Tiba-tiba ada sesosok lelaki yang tampangnya amat familiar di mataku. Dia berdiri di sampingku menunggu pintu lift terbuka juga. Aku melirik sekilas ngga berani menegaskan. Dompet !!!! Iya aku baru ingat. Tapi aku malu untuk menyapanya duluan.

Pintu lift terbuka.
Aku dan dia masuk secara bersamaan. Tidak ada lagi orang yang ada di lift. Aku masih memalingkan muka darinya. Tapi tiba-tiba tanganku dan tangannya bersentuhan saat kami menekan tombol angka 7 bersamaan.

Seketika aku melihat wajahnya lebih dekat. Aku terpaksa tersenyum. Lelaki itu malah menegaskan wajahku.
"Nana?"
'apa?? Dia ingat siapa aku?' gumamku dalam hati. Beda sekali dengan Raihan yang lupa dengan wajahku saat pertemuan kedua kalinya.
Lagi-lagi aku hanya tersenyum. Aku menggaruk kepalaku yang tak terasa gatal.

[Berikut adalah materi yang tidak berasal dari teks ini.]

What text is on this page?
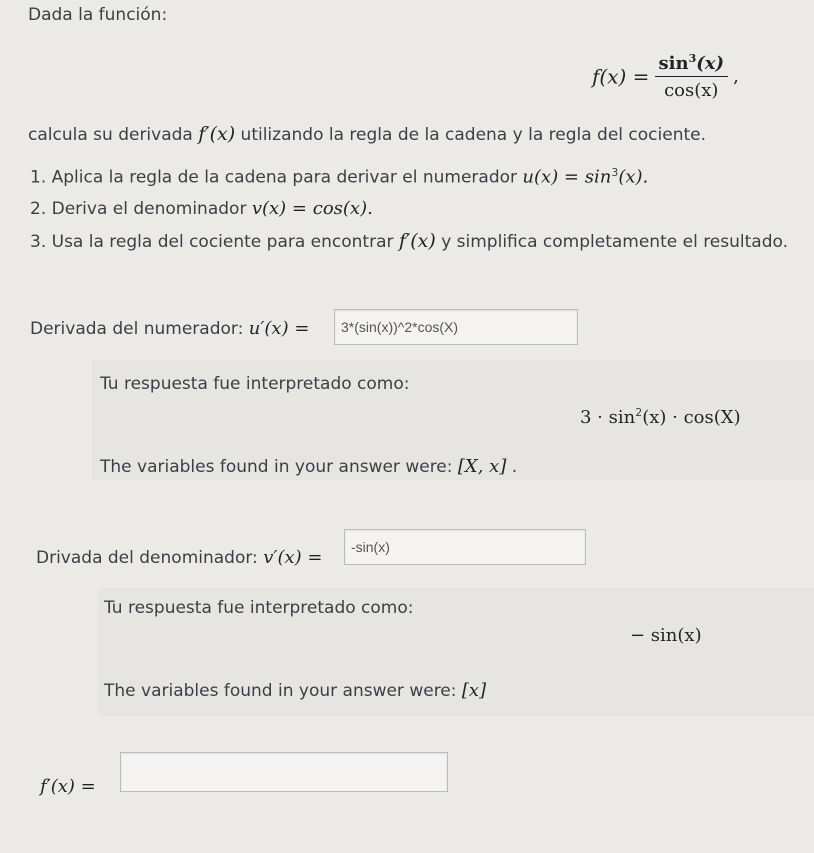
Dada la función:
$f(x) = \frac{\sin^3(x)}{\cos(x)}$ ,
calcula su derivada f′(x) utilizando la regla de la cadena y la regla del cociente.
1. Aplica la regla de la cadena para derivar el numerador $u(x) = \sin^3(x)$.
2. Deriva el denominador v(x) = cos(x).
3. Usa la regla del cociente para encontrar f′(x) y simplifica completamente el resultado.
Derivada del numerador: u′(x) =	3*(sin(x))^2*cos(X)
Tu respuesta fue interpretado como:
$3 \cdot \sin^2(x) \cdot \cos(X)$
The variables found in your answer were: [X, x] .
Drivada del denominador: v′(x) =	-sin(x)
Tu respuesta fue interpretado como:
− sin(x)
The variables found in your answer were: [x]
f′(x) =
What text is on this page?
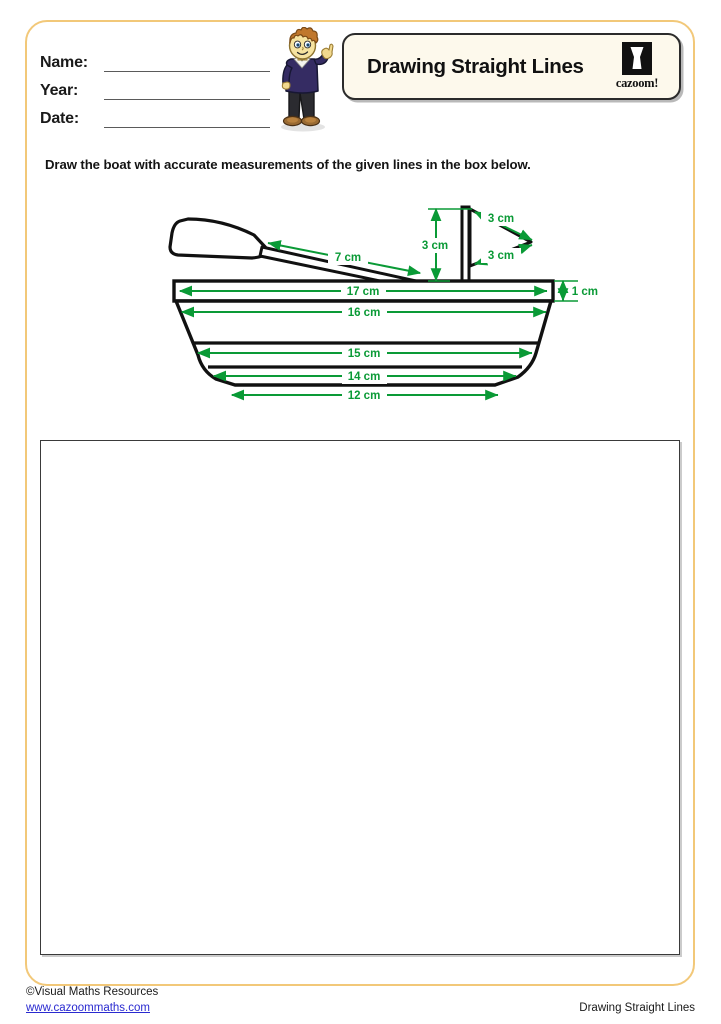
Name:
Year:
Date:
Drawing Straight Lines
cazoom!
Draw the boat with accurate measurements of the given lines in the box below.
7 cm
3 cm
3 cm
3 cm
17 cm	1 cm
16 cm
15 cm
14 cm
12 cm
©Visual Maths Resources
www.cazoommaths.com	Drawing Straight Lines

Aku selalu saja salah tingkah dibuatnya.
"Mas Fatir ya?"
"Aku kira kamu bakal lupa siapa aku." Dia melepaskan senyuman mautnya. "Kamu kerja disini?"
"Hmmmmm ... Iya." Aku mengangguk-angguk kecil.
"Waahh ... Aku harus sering-sering mampir nih kesini."
"Untuk apa?"
"Lihat kamu." Mas Fatir mencoba merayuku. Tanganku jadi berkeringat memegang plastik kecil. Padahal AC dikantor ini sangat dingin.

Pintu lift terbuka membuat mas Fatir berhenti menatapku. Kenapa begitu cepat lift mengantar kami? Aku masih mau berlama-lama disini dengan mas Fatir. Pikirku centil. Kami jalan beriringan keluar lift.
"Mas Fatir mau ketemu sama siapa?"
"Teman."
"Teman atau pacar?" Kali ini aku yang meledek.
"Memangnya aku gay. Wong teman aku cowok disini. Aku juga sekalian mau ada rapat kecil sama dia. Ada proyek yang belum selesai." Jelasnya dibarengi senyuman lebar.

Aku benar-benar terpesona pada wajah mas Fatir yang terlihat adem. Tutur katanya yang sopan. Nada bicaranya yang lembut. Aaarrggghhh beda sekali dengan Raihan.
"Ya sudah kalo gitu. Aku duluan ya mas?" Aku pamit untuk meninggalkan dia.
"Oke. Aku juga mau kekamar mandi dulu. Kebelet pipis." Mas Fatir mengedipkan sebelah matanya. Aku tertawa kecil mendengar ocehannya.
Kami pun berpisah dengan arah yang berbeda-beda.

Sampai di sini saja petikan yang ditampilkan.